MAMA’s GRILL is the barbecue haven in Siargao. Food is tasty and affordable. They offer grilled meat (pork, chicken and fish) and the healthier option of a vegetable skewer. This gets really busy, so go early to avoid waiting although it’s a quick turnover so the wait is never too long.
KAWAYAN GOURMAND is French patisserie in Kawayan Siargao resort and a stone’s throw away from Cloud 9. It’s a pleasant cafe with a good selection of pastries. It’s home baked and easy to nibble through far more than intended.They also serve coffee, tea and some cold beverages. I hope they include decaffeinated coffee tea in the future though. And oh! This is where I first spotted the island’s famous long boarder and my bikini-girl crush, Lea Goeson.

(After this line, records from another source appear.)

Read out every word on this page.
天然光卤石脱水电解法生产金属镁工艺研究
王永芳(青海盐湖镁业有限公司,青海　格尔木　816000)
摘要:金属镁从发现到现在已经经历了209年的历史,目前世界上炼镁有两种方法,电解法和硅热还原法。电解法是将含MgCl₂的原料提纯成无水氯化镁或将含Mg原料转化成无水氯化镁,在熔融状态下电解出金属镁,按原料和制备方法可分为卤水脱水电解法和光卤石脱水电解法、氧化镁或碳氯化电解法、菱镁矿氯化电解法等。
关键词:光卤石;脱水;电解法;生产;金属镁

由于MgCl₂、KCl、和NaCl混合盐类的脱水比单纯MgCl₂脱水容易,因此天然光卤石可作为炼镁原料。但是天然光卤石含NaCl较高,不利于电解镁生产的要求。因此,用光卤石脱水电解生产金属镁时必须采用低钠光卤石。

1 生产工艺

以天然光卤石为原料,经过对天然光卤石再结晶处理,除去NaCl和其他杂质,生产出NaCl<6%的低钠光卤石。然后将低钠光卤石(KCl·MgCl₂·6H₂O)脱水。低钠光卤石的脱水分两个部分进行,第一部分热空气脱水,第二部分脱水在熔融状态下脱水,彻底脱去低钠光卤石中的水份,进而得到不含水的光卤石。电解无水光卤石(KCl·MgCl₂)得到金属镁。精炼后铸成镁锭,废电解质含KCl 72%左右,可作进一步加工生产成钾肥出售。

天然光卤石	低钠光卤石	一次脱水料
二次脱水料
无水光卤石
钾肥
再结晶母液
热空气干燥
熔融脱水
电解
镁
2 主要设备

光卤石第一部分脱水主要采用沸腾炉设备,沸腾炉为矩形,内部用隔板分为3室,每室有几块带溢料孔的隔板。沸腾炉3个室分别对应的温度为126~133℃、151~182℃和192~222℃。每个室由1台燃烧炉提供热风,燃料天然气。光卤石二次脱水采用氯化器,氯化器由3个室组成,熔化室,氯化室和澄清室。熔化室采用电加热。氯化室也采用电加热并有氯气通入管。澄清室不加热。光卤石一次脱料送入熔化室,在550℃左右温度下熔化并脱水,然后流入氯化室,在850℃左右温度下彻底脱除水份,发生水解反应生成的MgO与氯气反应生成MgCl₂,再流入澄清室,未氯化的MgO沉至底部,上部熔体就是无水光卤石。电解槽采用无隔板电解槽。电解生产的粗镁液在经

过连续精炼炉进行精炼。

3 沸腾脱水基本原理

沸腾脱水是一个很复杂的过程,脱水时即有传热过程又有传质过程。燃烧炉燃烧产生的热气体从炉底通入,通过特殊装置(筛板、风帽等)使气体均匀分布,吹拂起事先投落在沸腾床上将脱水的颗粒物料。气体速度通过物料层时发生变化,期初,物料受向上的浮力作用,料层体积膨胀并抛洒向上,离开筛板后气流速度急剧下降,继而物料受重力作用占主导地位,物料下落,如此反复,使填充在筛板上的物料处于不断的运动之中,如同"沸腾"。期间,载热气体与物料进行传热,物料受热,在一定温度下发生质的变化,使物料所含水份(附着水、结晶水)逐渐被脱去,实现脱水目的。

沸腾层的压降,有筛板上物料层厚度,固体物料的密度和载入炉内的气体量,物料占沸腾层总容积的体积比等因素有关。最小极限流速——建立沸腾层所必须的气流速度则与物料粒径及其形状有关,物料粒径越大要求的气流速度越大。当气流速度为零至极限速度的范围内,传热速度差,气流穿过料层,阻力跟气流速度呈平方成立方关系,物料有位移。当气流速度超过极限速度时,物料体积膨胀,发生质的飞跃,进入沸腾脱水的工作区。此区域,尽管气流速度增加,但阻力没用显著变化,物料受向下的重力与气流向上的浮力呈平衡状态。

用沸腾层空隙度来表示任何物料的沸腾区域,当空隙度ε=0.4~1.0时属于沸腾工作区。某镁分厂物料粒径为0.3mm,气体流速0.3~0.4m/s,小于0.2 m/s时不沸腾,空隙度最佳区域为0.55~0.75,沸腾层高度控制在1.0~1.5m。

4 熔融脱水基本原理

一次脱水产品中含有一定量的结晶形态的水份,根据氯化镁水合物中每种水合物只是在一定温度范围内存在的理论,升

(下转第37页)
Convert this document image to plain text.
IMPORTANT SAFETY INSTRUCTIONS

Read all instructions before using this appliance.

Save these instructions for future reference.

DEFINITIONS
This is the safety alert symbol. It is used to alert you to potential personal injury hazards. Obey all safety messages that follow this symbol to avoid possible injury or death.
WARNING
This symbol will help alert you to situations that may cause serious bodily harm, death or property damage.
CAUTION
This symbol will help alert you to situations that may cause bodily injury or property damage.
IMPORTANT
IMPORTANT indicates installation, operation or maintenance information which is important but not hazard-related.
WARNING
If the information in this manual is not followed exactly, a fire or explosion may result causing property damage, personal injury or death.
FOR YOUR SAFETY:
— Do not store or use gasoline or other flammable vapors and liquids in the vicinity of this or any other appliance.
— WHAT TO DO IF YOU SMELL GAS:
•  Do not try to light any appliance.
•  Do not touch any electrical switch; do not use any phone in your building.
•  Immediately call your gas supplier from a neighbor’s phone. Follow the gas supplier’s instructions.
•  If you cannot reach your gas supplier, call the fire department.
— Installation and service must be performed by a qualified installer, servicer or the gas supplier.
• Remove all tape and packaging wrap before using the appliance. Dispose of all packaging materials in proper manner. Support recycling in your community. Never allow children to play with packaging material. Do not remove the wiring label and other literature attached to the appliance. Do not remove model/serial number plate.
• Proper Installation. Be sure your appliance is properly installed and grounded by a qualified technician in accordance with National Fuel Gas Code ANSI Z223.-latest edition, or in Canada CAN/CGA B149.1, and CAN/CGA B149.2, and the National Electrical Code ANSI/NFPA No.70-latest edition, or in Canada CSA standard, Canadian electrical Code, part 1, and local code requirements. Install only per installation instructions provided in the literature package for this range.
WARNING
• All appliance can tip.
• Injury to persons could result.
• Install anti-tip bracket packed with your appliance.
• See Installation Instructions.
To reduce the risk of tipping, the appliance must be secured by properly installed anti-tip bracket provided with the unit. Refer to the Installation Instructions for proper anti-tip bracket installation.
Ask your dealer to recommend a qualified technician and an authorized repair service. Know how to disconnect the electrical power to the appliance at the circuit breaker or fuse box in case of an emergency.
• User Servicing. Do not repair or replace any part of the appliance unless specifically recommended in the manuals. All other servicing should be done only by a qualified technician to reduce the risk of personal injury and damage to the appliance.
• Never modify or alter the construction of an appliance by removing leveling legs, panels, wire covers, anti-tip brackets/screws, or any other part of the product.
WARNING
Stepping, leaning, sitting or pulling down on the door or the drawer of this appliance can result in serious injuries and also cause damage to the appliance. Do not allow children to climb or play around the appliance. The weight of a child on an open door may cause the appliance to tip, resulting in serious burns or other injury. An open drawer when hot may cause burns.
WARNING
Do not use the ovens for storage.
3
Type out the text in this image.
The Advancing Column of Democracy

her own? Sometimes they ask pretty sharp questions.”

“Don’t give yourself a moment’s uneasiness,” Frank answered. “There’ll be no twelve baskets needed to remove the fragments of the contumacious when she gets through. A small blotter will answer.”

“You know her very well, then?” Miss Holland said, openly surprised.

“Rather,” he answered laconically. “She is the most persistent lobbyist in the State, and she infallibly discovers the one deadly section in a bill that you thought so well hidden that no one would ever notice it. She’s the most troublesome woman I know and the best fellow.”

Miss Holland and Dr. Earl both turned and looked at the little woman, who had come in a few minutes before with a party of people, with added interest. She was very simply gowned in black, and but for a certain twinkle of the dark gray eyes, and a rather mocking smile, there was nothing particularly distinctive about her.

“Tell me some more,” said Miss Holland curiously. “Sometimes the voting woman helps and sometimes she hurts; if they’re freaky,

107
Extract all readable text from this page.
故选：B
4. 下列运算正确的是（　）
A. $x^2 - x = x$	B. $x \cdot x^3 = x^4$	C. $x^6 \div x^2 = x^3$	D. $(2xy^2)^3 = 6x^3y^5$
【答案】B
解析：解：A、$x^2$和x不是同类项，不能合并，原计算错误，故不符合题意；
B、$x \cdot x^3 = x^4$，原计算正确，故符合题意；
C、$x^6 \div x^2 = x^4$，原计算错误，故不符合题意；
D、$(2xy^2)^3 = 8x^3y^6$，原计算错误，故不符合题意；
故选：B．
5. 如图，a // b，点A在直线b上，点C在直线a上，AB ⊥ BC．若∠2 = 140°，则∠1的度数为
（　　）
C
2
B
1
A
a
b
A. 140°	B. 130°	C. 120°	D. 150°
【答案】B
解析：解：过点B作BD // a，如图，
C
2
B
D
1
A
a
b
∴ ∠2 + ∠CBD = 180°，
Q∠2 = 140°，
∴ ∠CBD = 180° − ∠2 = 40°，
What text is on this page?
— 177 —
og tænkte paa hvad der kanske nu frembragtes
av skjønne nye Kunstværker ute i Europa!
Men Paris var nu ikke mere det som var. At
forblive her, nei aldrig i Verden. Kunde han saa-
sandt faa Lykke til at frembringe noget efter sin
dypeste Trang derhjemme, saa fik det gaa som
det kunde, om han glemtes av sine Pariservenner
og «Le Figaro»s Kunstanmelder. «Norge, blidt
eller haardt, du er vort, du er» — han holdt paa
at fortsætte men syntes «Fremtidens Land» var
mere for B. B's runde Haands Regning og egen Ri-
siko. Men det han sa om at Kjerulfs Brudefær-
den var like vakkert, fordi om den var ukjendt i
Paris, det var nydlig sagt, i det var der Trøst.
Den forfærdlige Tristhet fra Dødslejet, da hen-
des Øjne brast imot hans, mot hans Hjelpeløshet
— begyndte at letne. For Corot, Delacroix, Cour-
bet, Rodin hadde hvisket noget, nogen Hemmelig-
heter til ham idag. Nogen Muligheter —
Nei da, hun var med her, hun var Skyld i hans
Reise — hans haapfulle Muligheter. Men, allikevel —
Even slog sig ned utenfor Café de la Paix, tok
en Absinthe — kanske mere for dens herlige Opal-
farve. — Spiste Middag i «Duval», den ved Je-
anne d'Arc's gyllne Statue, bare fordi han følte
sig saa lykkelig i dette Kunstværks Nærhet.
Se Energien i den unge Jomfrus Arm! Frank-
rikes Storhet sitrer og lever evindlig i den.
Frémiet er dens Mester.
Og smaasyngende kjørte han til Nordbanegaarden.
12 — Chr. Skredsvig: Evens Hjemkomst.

There are a lot of food venues in Siargao like HARANA SURF for example, which serves authentic Philippine cuisine with a modern twist. It has a warm, casual atmosphere with lots of distinct and interesting areas to chill. The food tastes good and is fairly priced. Shaka is another place, popular for its food. Their menu includes the colourful and healthy “power bowl.” Unfortunately, I never actually tasted one – something to try on a future sojourn to Siargao no doubt.
Running low on cash
There are three cash machines in Siargao as far as I know, two in Dapa and one in Del Carmen, just a few steps away from Del Carmen port. These three are quite far from GL, but there is a PALAWAN pawnshop in GL where you can get over the counter cash using your ATM Card. They charge PhP 40 for every PhP 5000 withdrawal. I think they also accept foreign cards, but charges may vary.
Ciao for now SIARGAO
Leaving something too beautiful for words like Siargao has always been dreadful. But both holidays have been really fantastic and we were going home with amazingly wonderful memories and experiences and of course, with our perfectly tanned skin. See you soon IAO!